Robert Garcia tells BoxingScene.com that he is unconcerned about increased bulk affecting Mikey Garcia’s timing or punch fluidity.
“Mikey can walk around and make 147, but I want Mikey to be physically stronger than he’s been before, if possible, and I want his body to look good as a welterweight if possible. If I thought it would adversely affect Mikey, he wouldn’t be over there. Those are all things that my Dad and myself talked to Victor Conte about, making sure that it wasn’t going to adversely affect Mikey,” said Robert Garcia of their father, Eduardo Garcia, who co-train Mikey, along with his grandson, Robert Jr., in Oxnard, California.

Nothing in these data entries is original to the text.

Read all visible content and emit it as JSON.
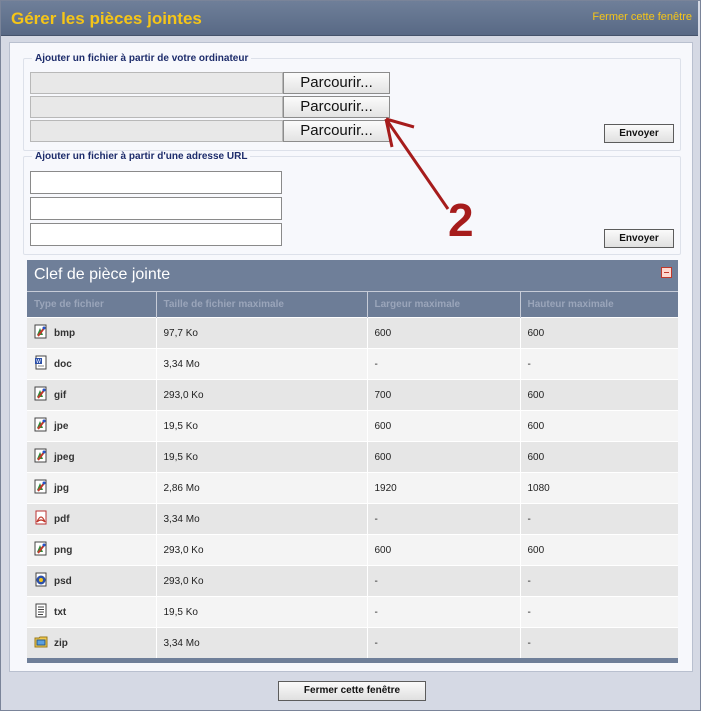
{
  "header": {
    "title": "Gérer les pièces jointes",
    "close_link": "Fermer cette fenêtre"
  },
  "upload_computer": {
    "legend": "Ajouter un fichier à partir de votre ordinateur",
    "browse_label": "Parcourir...",
    "send_label": "Envoyer"
  },
  "upload_url": {
    "legend": "Ajouter un fichier à partir d'une adresse URL",
    "send_label": "Envoyer"
  },
  "annotation": {
    "number": "2",
    "color": "#a61c1c"
  },
  "key": {
    "title": "Clef de pièce jointe",
    "columns": [
      "Type de fichier",
      "Taille de fichier maximale",
      "Largeur maximale",
      "Hauteur maximale"
    ],
    "rows": [
      {
        "type": "bmp",
        "icon": "image-file-icon",
        "size": "97,7 Ko",
        "width": "600",
        "height": "600"
      },
      {
        "type": "doc",
        "icon": "word-file-icon",
        "size": "3,34 Mo",
        "width": "-",
        "height": "-"
      },
      {
        "type": "gif",
        "icon": "image-file-icon",
        "size": "293,0 Ko",
        "width": "700",
        "height": "600"
      },
      {
        "type": "jpe",
        "icon": "image-file-icon",
        "size": "19,5 Ko",
        "width": "600",
        "height": "600"
      },
      {
        "type": "jpeg",
        "icon": "image-file-icon",
        "size": "19,5 Ko",
        "width": "600",
        "height": "600"
      },
      {
        "type": "jpg",
        "icon": "image-file-icon",
        "size": "2,86 Mo",
        "width": "1920",
        "height": "1080"
      },
      {
        "type": "pdf",
        "icon": "pdf-file-icon",
        "size": "3,34 Mo",
        "width": "-",
        "height": "-"
      },
      {
        "type": "png",
        "icon": "image-file-icon",
        "size": "293,0 Ko",
        "width": "600",
        "height": "600"
      },
      {
        "type": "psd",
        "icon": "psd-file-icon",
        "size": "293,0 Ko",
        "width": "-",
        "height": "-"
      },
      {
        "type": "txt",
        "icon": "text-file-icon",
        "size": "19,5 Ko",
        "width": "-",
        "height": "-"
      },
      {
        "type": "zip",
        "icon": "zip-file-icon",
        "size": "3,34 Mo",
        "width": "-",
        "height": "-"
      }
    ]
  },
  "footer": {
    "close_button": "Fermer cette fenêtre"
  },
  "colors": {
    "header_bg": "#586985",
    "title_yellow": "#f5c518",
    "panel_bg": "#6f7f99"
  }
}
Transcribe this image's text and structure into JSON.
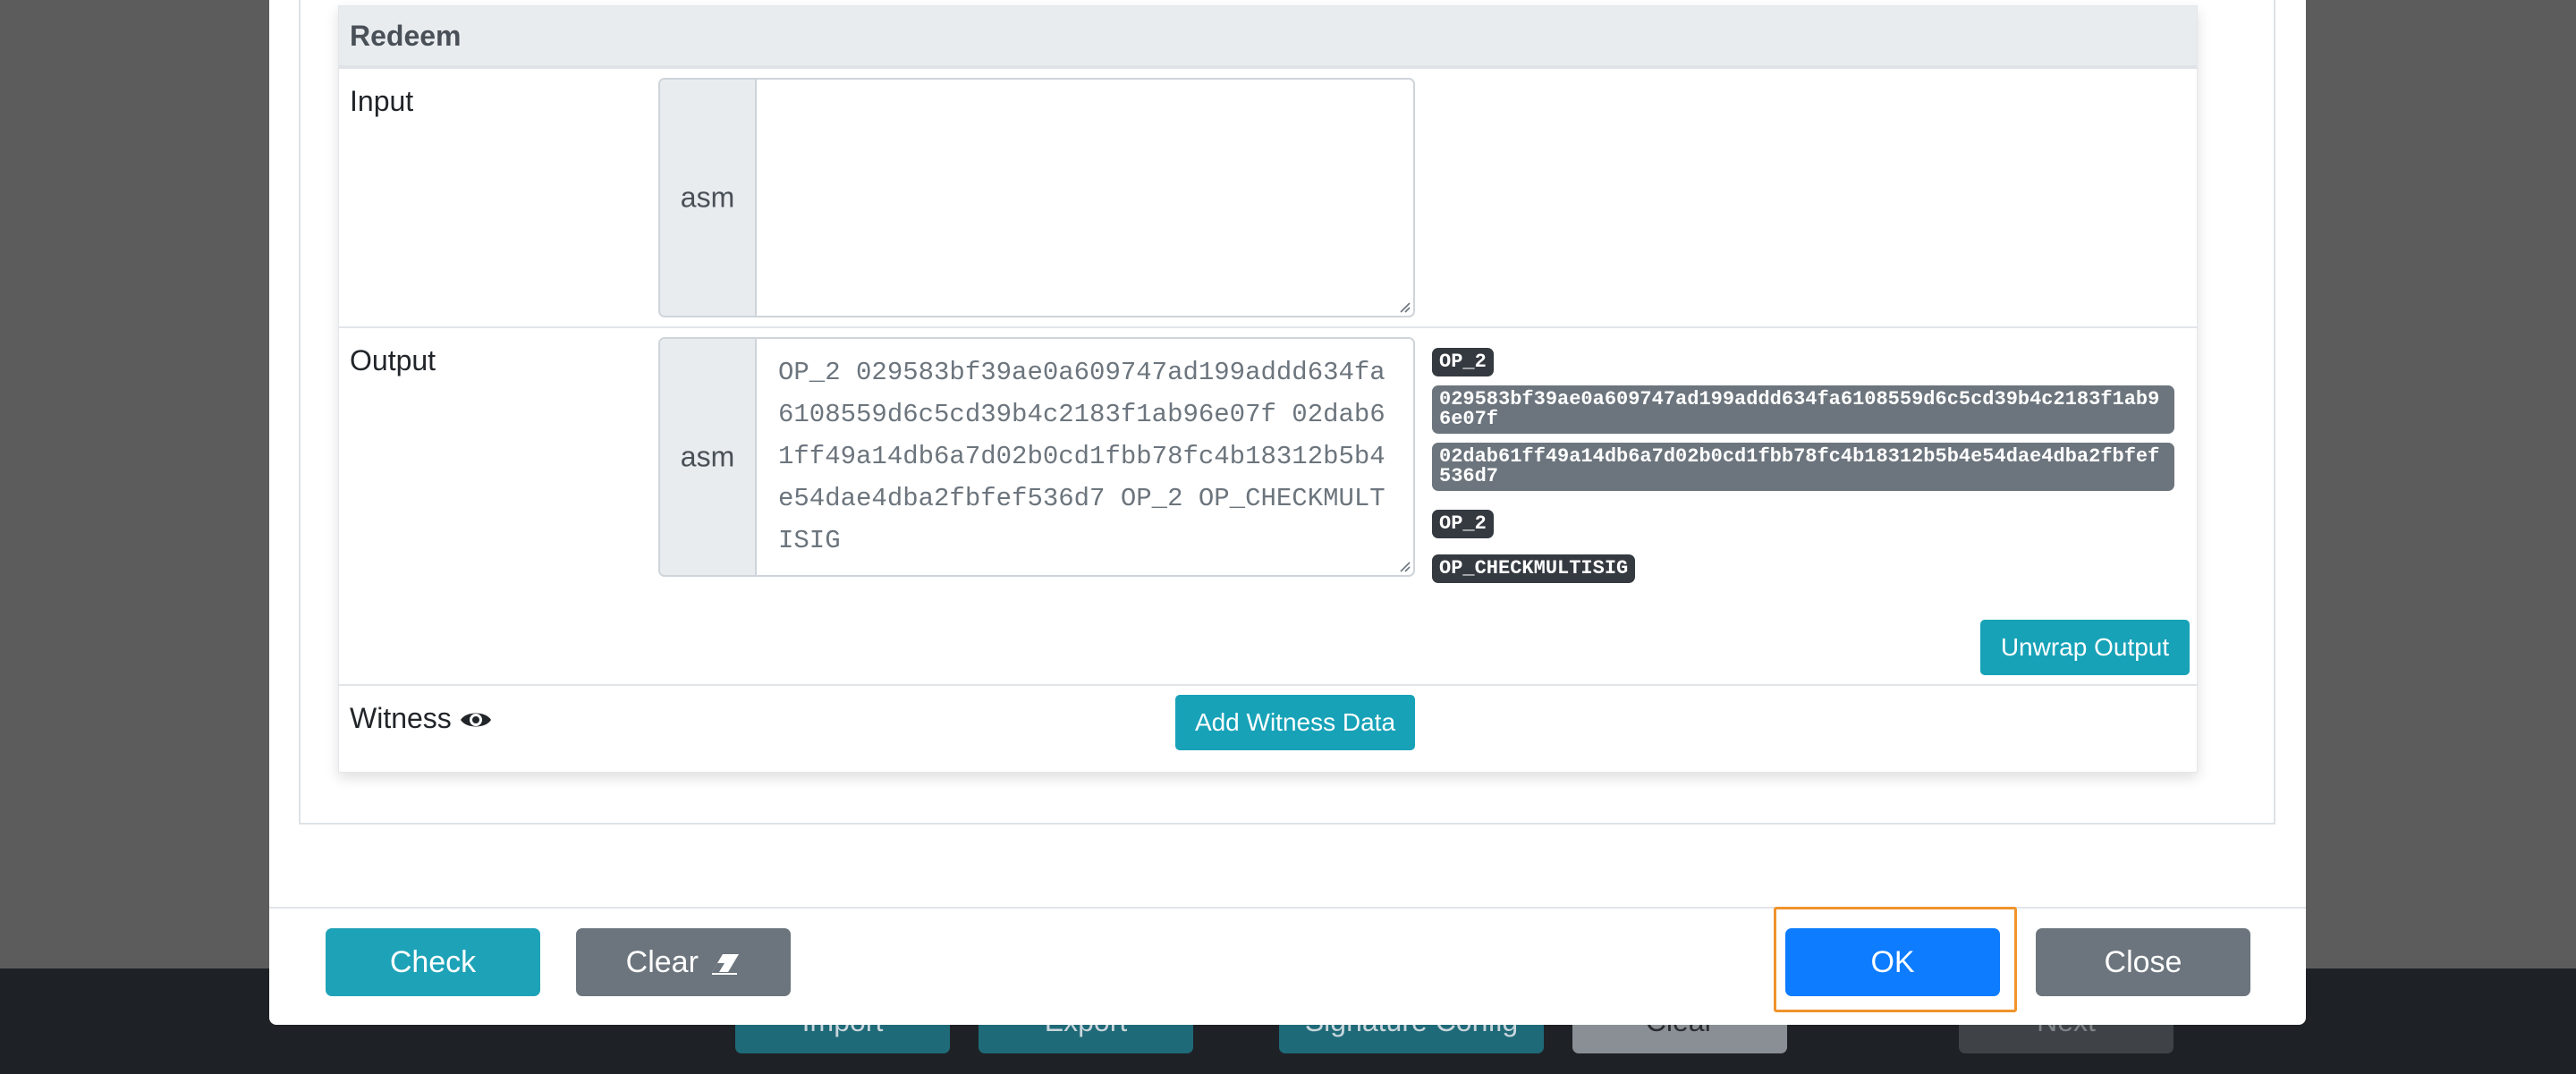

“We wanted to make Mikey faster, stronger and a better fighter, and that’s what’s going to happen. Mikey’s already very strong, physically, so that was not really reason why we sent him over there. The main reason was that here training with us, Mikey’s one of the fighters who runs in the morning and does the boxing, the sparring, the mitt work, the heavy bag. But he never does any of the physical training when it comes to his abs, or doing weights, or anything like that. So we know that Victor Conte will wake him up every day and make him do it. Mikey never has done anything like the pull-ups, sit-ups, push-ups, and I know he’ll be doing all of that.”
Conte spent four years helping athletes to circumvent Olympic-style drug testing policies until BALCO was raided in 2003, and served a four-month prison stint after pleading guilty to orchestrating the distribution of illegal performance-enhancing drugs to athletes in some professional sports. But since his release in March 2006, Conte has gone legitimate with SNAC.
Robert Garcia’s “not concerned at all” with Conte’s past, and said “Mikey has already signed up” to be tested by The Voluntary Anti-Doping Association (VADA).
“I’ve talked to Conte many, many times…I’m confident that he’s the correct person and that he knows what he’s doing. For the past three or four years he’s always been part of our use of supplements, vitamins, blood work, and whatever Mikey needed. But Mikey had never worked with him in Northern California. This is the first time Mikey’s gone to Northern California to work with him. For the past four years, Mikey’s been taking Conte’s supplements and doing blood work through Victor Conte, so we’ve been working with Victor Conte for at least four years,” said Robert Garcia.
“I don’t want him to look like a chubby 147-pounder, but a solid 147-pounder,” said Robert. “Whatever Victor has him doing, he’ll do. My son is out there with him, and they’re telling me that the work is unbelievable and it’s work that Mikey wasn’t doing here in Southern California. Mikey does a lot of rounds of great sparring and comes to the gym every day, but that’s all he does. He doesn’t’ do any of the other physical workouts — like he might need some weights or pushup and sit ups — and I felt that it was needed for him to do that.”